Honestly, I think the giant projector is meant to be a literal object in the plot and setting, as bizarre as it is, and the story really wraps up soon after. You could also argue that the ending is about restoring the game's own technology, rather than just sabotaging it through some token changes to costumes and perspective. This is roughly the conclusion I came to during the review. But maybe it's just image Sabotage is better understood as a “failure” that must be resolved by using one's antagonism more creatively. Perhaps Horses is secretly an immersive simulator – one of those self-loathing shuttlers that always encourages the player to be a naughtier animal, bypassing every intended solution and completely destroying the design.
So grab the leash and break the bars of the cage. I like going off the map in video games because video games can be very frustrating because they keep you inside. This desire blossoms every time Battlefield scolds you for leaving a mission area, and every time a fragile pile of boxes or a mocking cordon denies you access to a curious alley. Luckily, video game worlds are never as solid as they seem. Of course, you can use noclip tweaks and mods, but it's much more satisfying and vindictive to find and implement gaps in the fence without even leaving the game.

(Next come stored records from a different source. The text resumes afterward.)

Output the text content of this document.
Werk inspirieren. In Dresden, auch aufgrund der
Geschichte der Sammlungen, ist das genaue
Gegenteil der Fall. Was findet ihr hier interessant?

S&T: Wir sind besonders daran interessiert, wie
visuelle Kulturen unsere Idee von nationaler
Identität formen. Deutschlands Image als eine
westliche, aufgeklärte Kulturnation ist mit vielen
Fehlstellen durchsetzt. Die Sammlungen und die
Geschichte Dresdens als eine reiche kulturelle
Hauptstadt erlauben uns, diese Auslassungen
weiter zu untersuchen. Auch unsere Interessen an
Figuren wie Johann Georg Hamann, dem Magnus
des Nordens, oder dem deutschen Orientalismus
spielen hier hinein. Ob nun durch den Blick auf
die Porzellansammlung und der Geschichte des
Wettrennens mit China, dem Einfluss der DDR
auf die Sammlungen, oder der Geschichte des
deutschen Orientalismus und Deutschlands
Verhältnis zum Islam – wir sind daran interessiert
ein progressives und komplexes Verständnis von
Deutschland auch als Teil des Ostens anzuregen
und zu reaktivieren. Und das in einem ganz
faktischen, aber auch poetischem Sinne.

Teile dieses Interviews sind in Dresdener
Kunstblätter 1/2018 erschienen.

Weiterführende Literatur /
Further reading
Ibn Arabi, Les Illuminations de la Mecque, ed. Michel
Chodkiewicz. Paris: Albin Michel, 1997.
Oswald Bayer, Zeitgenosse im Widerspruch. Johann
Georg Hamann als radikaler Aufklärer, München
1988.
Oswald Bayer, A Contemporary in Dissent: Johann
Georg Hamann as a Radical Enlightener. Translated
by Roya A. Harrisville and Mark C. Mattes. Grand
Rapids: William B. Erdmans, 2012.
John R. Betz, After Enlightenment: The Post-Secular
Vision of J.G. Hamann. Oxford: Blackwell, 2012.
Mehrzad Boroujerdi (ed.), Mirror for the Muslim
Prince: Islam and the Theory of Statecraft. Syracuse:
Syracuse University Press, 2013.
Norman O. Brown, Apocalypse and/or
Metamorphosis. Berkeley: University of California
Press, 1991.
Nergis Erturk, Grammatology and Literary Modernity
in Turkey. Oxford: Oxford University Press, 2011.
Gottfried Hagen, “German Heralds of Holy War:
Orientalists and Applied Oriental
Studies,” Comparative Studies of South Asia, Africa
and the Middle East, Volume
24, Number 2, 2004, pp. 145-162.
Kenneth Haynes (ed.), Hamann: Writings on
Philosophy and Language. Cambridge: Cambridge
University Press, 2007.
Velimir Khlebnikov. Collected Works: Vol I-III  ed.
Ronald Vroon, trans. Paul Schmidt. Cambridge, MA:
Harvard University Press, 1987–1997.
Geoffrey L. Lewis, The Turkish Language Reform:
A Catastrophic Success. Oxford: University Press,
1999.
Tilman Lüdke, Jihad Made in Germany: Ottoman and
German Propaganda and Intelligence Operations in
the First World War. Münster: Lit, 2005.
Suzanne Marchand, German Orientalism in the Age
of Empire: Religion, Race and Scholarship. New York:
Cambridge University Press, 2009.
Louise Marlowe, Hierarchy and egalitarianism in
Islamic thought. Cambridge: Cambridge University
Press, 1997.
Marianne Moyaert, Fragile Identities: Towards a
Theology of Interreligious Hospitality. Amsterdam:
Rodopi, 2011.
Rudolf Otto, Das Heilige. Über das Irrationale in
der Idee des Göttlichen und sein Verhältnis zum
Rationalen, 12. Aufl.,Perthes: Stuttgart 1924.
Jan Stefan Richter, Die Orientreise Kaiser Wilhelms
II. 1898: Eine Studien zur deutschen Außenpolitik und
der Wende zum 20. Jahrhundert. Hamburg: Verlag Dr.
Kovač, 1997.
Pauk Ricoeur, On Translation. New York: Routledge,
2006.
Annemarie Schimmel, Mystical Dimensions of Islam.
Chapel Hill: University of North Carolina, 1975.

You skillfully lean on the texture of the wall, trying to “convince” the simulation that you are moving in an acceptable way, to convince it through some half-felt computer logic that you are already on the other side of the wall, that you must be there because otherwise the numbers won't add up. You engage WASD like a rusty lock, spinning your character around in hopes that an elbow or ankle might pop out. And maybe one time in a hundred the geography softens and you emerge into a terra infirma, a wavering other world where you are “truly” free – where your much-publicized choices in a video game actually matter because the results aren't so predetermined, where navigation is possible but the rules don't fully apply, a realm of tilts and distortions and inversions.
Behind this fence, the agonizing hybrid language of films and horse farming simulators turns into beautiful edges and spots. The Farmer's suffocating gaze is forgotten, and you can finally walk among the farthest trees. These are V-Rally trees, Crash Bandicoot the trees are x-rays of lungs hung along the hillside to hide the abrupt disappearance of the geography behind. Grass and cow parsley push forward boldly for several meters before giving way to downright strange soil, its network of roots and rocks twisting and humping like a blanket draped over surgical equipment.
Moving around gets treacherous because here you finally have to worry about gravity. I looked back at the Farm, small and insignificant among the half-visible walls, and fell from the steep slope onto the bank of the photograph. I've reached the threshold of what I think game developers still call a skybox: the landscape ends with an image of something else wrapped around the navigation plane. “For a penny, for a pound,” I said to myself and threw myself over the edge.
I'm still not sure if I actually broke horses. I ended up literally punching a hole in the fence, which seems a bit intrusive in terms of the noclip strategy. It remains possible that Santa Ragione developed this capability, just as Analgesic Productions created a “prototype” environment in Anodyne 2: Return to Dust. And yet it's good here. No Farmer, no horses, no “horses” to worry about, the projector rattles but aimlessly, the image unchanged. Although I eventually reloaded and finished the game “correctly”, I still have a save with a broken fence, and as far as I'm concerned, my time in Horses ends there.